1 minute read
Van rechter tot coach bij de kunstacademie
Het komt voor: je bent bijna afgestudeerd en je weet precies wat je gaat doen. Lucky you. Wat ook voorkomt: je twijfelt, je weet het allemaal nog niet zo precies. Wat past bij mij, waar word ik gelukkig van? Als dat zo is, zijn de ervaringen van Inka Dautzenberg, die zestien jaar lang rechter was en nu studentencoach is bij het Maastricht Institute of Arts, misschien nuttig.

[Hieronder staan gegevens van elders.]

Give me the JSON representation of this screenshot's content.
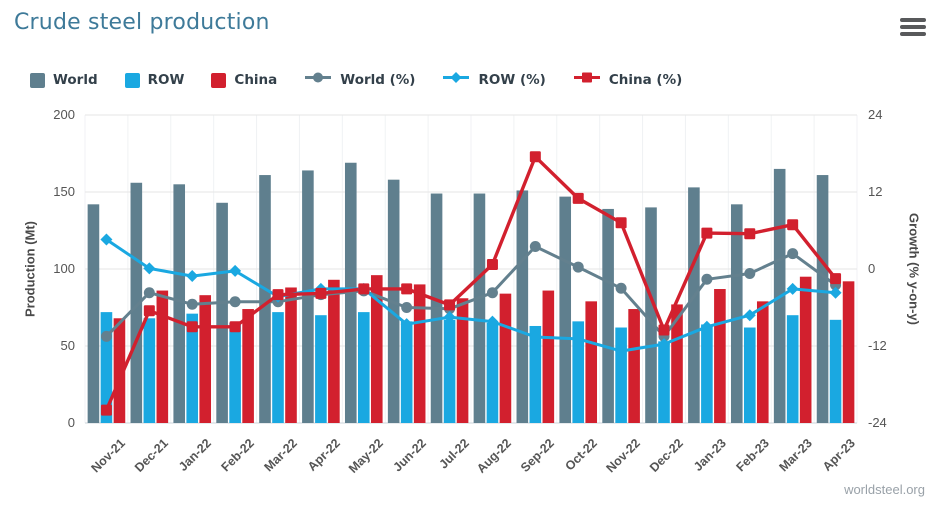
{
  "header": {
    "title": "Crude steel production",
    "menu_icon": "hamburger-icon"
  },
  "legend": {
    "items": [
      {
        "label": "World",
        "type": "bar",
        "marker": "square",
        "color": "#5F7F8E"
      },
      {
        "label": "ROW",
        "type": "bar",
        "marker": "square",
        "color": "#1AA8E1"
      },
      {
        "label": "China",
        "type": "bar",
        "marker": "square",
        "color": "#D2202E"
      },
      {
        "label": "World (%)",
        "type": "line",
        "marker": "circle",
        "color": "#63808E"
      },
      {
        "label": "ROW (%)",
        "type": "line",
        "marker": "diamond",
        "color": "#1AA8E1"
      },
      {
        "label": "China (%)",
        "type": "line",
        "marker": "square",
        "color": "#D2202E"
      }
    ]
  },
  "chart_data": {
    "type": "combo-bar-line",
    "categories": [
      "Nov-21",
      "Dec-21",
      "Jan-22",
      "Feb-22",
      "Mar-22",
      "Apr-22",
      "May-22",
      "Jun-22",
      "Jul-22",
      "Aug-22",
      "Sep-22",
      "Oct-22",
      "Nov-22",
      "Dec-22",
      "Jan-23",
      "Feb-23",
      "Mar-23",
      "Apr-23"
    ],
    "bar_series": [
      {
        "name": "World",
        "axis": "left",
        "color": "#5F7F8E",
        "values": [
          142,
          156,
          155,
          143,
          161,
          164,
          169,
          158,
          149,
          149,
          151,
          147,
          139,
          140,
          153,
          142,
          165,
          161
        ]
      },
      {
        "name": "ROW",
        "axis": "left",
        "color": "#1AA8E1",
        "values": [
          72,
          68,
          71,
          65,
          72,
          70,
          72,
          66,
          67,
          65,
          63,
          66,
          62,
          53,
          64,
          62,
          70,
          67
        ]
      },
      {
        "name": "China",
        "axis": "left",
        "color": "#D2202E",
        "values": [
          68,
          86,
          83,
          74,
          88,
          93,
          96,
          90,
          81,
          84,
          86,
          79,
          74,
          77,
          87,
          79,
          95,
          92
        ]
      }
    ],
    "line_series": [
      {
        "name": "World (%)",
        "axis": "right",
        "color": "#63808E",
        "marker": "circle",
        "values": [
          -10.5,
          -3.7,
          -5.5,
          -5.1,
          -5.1,
          -4.0,
          -3.4,
          -6.0,
          -6.2,
          -3.7,
          3.5,
          0.3,
          -3.0,
          -10.5,
          -1.6,
          -0.7,
          2.4,
          -2.5
        ]
      },
      {
        "name": "ROW (%)",
        "axis": "right",
        "color": "#1AA8E1",
        "marker": "diamond",
        "values": [
          4.6,
          0.1,
          -1.1,
          -0.3,
          -4.3,
          -3.1,
          -3.1,
          -8.6,
          -7.5,
          -8.2,
          -10.6,
          -10.9,
          -12.8,
          -11.7,
          -9.0,
          -7.2,
          -3.1,
          -3.7
        ]
      },
      {
        "name": "China (%)",
        "axis": "right",
        "color": "#D2202E",
        "marker": "square",
        "values": [
          -22,
          -6.5,
          -9.0,
          -9.0,
          -4.0,
          -3.8,
          -3.1,
          -3.1,
          -5.6,
          0.7,
          17.5,
          11.0,
          7.2,
          -9.5,
          5.6,
          5.5,
          6.9,
          -1.5
        ]
      }
    ],
    "left_axis": {
      "label": "Production (Mt)",
      "min": 0,
      "max": 200,
      "ticks": [
        200,
        150,
        100,
        50,
        0
      ]
    },
    "right_axis": {
      "label": "Growth (% y-on-y)",
      "min": -24,
      "max": 24,
      "ticks": [
        24,
        12,
        0,
        -12,
        -24
      ]
    },
    "grid": {
      "horizontal": true,
      "vertical": true,
      "color": "#E6E6E6",
      "vertical_color": "#F0F2F4",
      "baseline_color": "#CCD5DB"
    }
  },
  "footer": {
    "credit": "worldsteel.org"
  }
}
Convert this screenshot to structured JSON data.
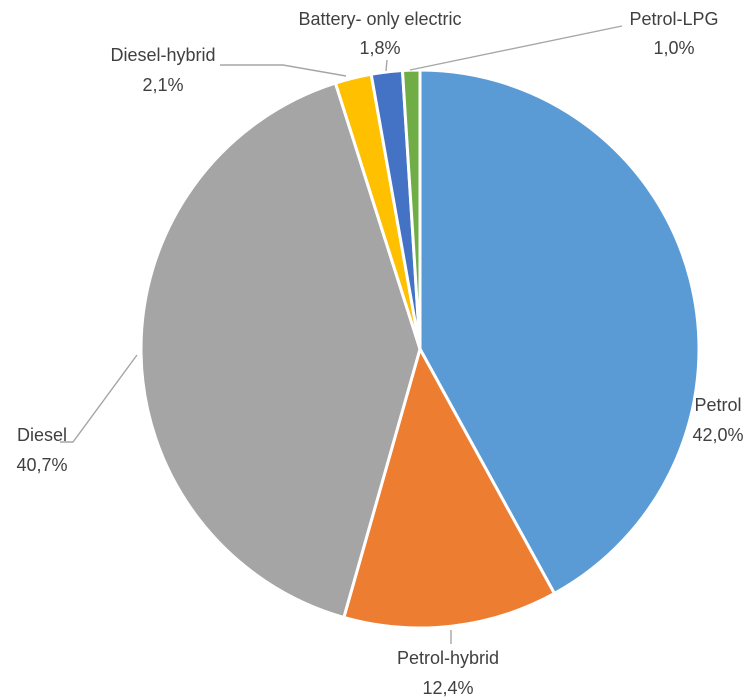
{
  "chart_data": {
    "type": "pie",
    "categories": [
      "Petrol",
      "Petrol-hybrid",
      "Diesel",
      "Diesel-hybrid",
      "Battery- only electric",
      "Petrol-LPG"
    ],
    "values": [
      42.0,
      12.4,
      40.7,
      2.1,
      1.8,
      1.0
    ],
    "value_labels": [
      "42,0%",
      "12,4%",
      "40,7%",
      "2,1%",
      "1,8%",
      "1,0%"
    ],
    "colors": [
      "#5b9bd5",
      "#ed7d31",
      "#a5a5a5",
      "#ffc000",
      "#4472c4",
      "#70ad47"
    ],
    "start_angle_deg": 0,
    "direction": "clockwise",
    "legend": "none",
    "data_labels": "outside-with-leader-lines"
  }
}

Tekst Jules Coenegracht Foto Johannes Timmermans
Advertisement
‘Toen ik van de middelbare school afkwam, ging ik rechten studeren aan de Universiteit Maastricht. Enerzijds omdat ik nog niet zo goed wist wat ik precies wilde, anderzijds omdat ik geïnteresseerd was in opleidingen die gericht zijn op de maatschappij. Ik ging eerst kijken bij economie, maar rechten sloot beter aan bij wat ik zocht.’
‘Eenmaal klaar met mijn rechtenstudie kreeg ik een baan als jurist bij de gemeente Venlo. Ik vertegenwoordigde de gemeente bij rechtszaken en zo kwam ik in aanraking met de rechtspraak. Dat sprak me aan en ik ging de opleiding tot rechter volgen. Bij de rechtbank heb je allerlei afdelingen, ik probeerde er verschillende uit. Uiteindelijk specialiseerde ik me in het jeugd- en kinderrecht. Dat vond ik vooral interessant omdat het daarbij niet zozeer om straf gaat, maar om de vraag: hoe kun je het anders doen zodat je in de toekomst niet opnieuw hier terechtkomt? Ik ben zestien jaar rechter geweest.’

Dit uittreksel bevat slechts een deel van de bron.